断食月控え準備 墓参り、食料買い出し
■墓前に献花と祈り
8日夜に政府が決定する予定のラマダン(断食月)入りを控え、ムスリムは墓参りや買い物など準備に追われている。中央ジャカルタ・プジョンポンガンの州営墓地カレット・ビファックは7日、墓参者でにぎわった。
墓地の入り口には100台以上のオートバイが駐車し、周辺の道路は大渋滞。墓地内には、バラやクナンガなどの花びらが入った袋を売る露店が30以上も軒を連ねていた。店主のタンティさん(38)は「今日は特に人が多いね」と話した。
墓参者は親族の墓を囲んで祈りを捧げた。リンティアス・アゲリッパさん(35)は親族15人とコーランの一説を読み上げた後、花びらで墓を彩り水をかける。クナンガの香りが漂っていた。
墓地には祖父や祖母、叔母のほか、心臓発作で亡くなったという27歳の弟が眠っている。祈りを捧げるリンティアスさんの目には涙がたまっていた。ラマダン入り前の墓参りは「亡くなった家族のことを忘れないためだよ」という。

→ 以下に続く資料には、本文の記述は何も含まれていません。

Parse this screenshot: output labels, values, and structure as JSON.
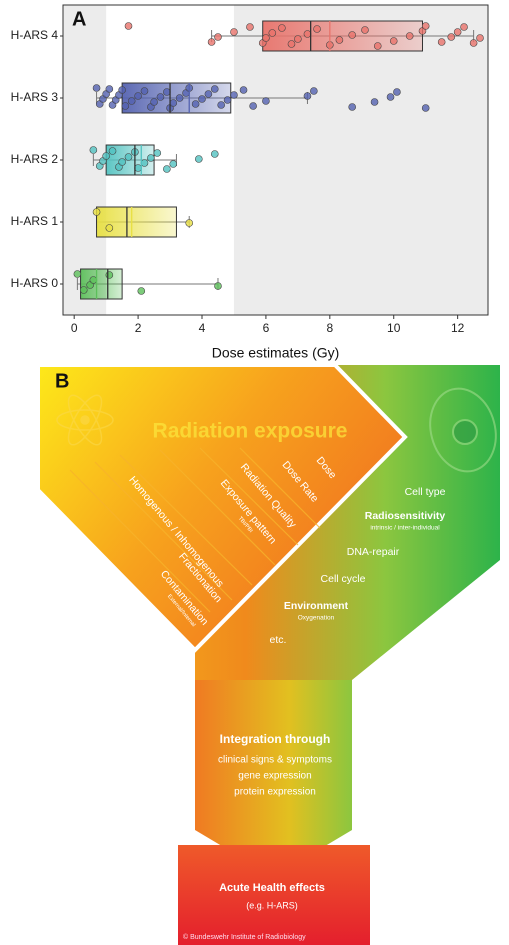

この墓地には先月、ジャカルタ特別州のジョコウィ知事が訪れ、ジャカルタの目抜き通りの名称にも使われている国家英雄モハマッド・フスニ・タムリン氏の墓地に献花した。この日は人気歌手や俳優ら芸能人も訪れた。
■カートに即席麺の山
ショッピングモールは、プアサ(断食)前後用の食料などを買いそろえる市民でごった返した。小売大手カルフールの中央ジャカルタ・ハルモニの店舗では、学校の長期休暇中の子どもと訪れた家族連れがショッピングカートに食料を積み上げていた。
プアサ期間中は毎日、午前3時ごろにサフール(断食前の食事)を取り、昼間は飲食を断つ。午後6時ごろ、ブカ・プアサ(1日の断食明け)の食事をする。
カート2台分の買い物をしたのはジュナエディさん(37)一家。「これはブカ・プアサのための食料だよ」。ジュナエディさんは即席麺「インドミー」が入った段ボール箱を手でたたいて説明した。
子ども3人の5人家族。ほかに砂糖やコーヒー、ゼリー、子ども用ミルクなどが大量にカートに積まれる。この日の買い物の総額は110万ルピアだという。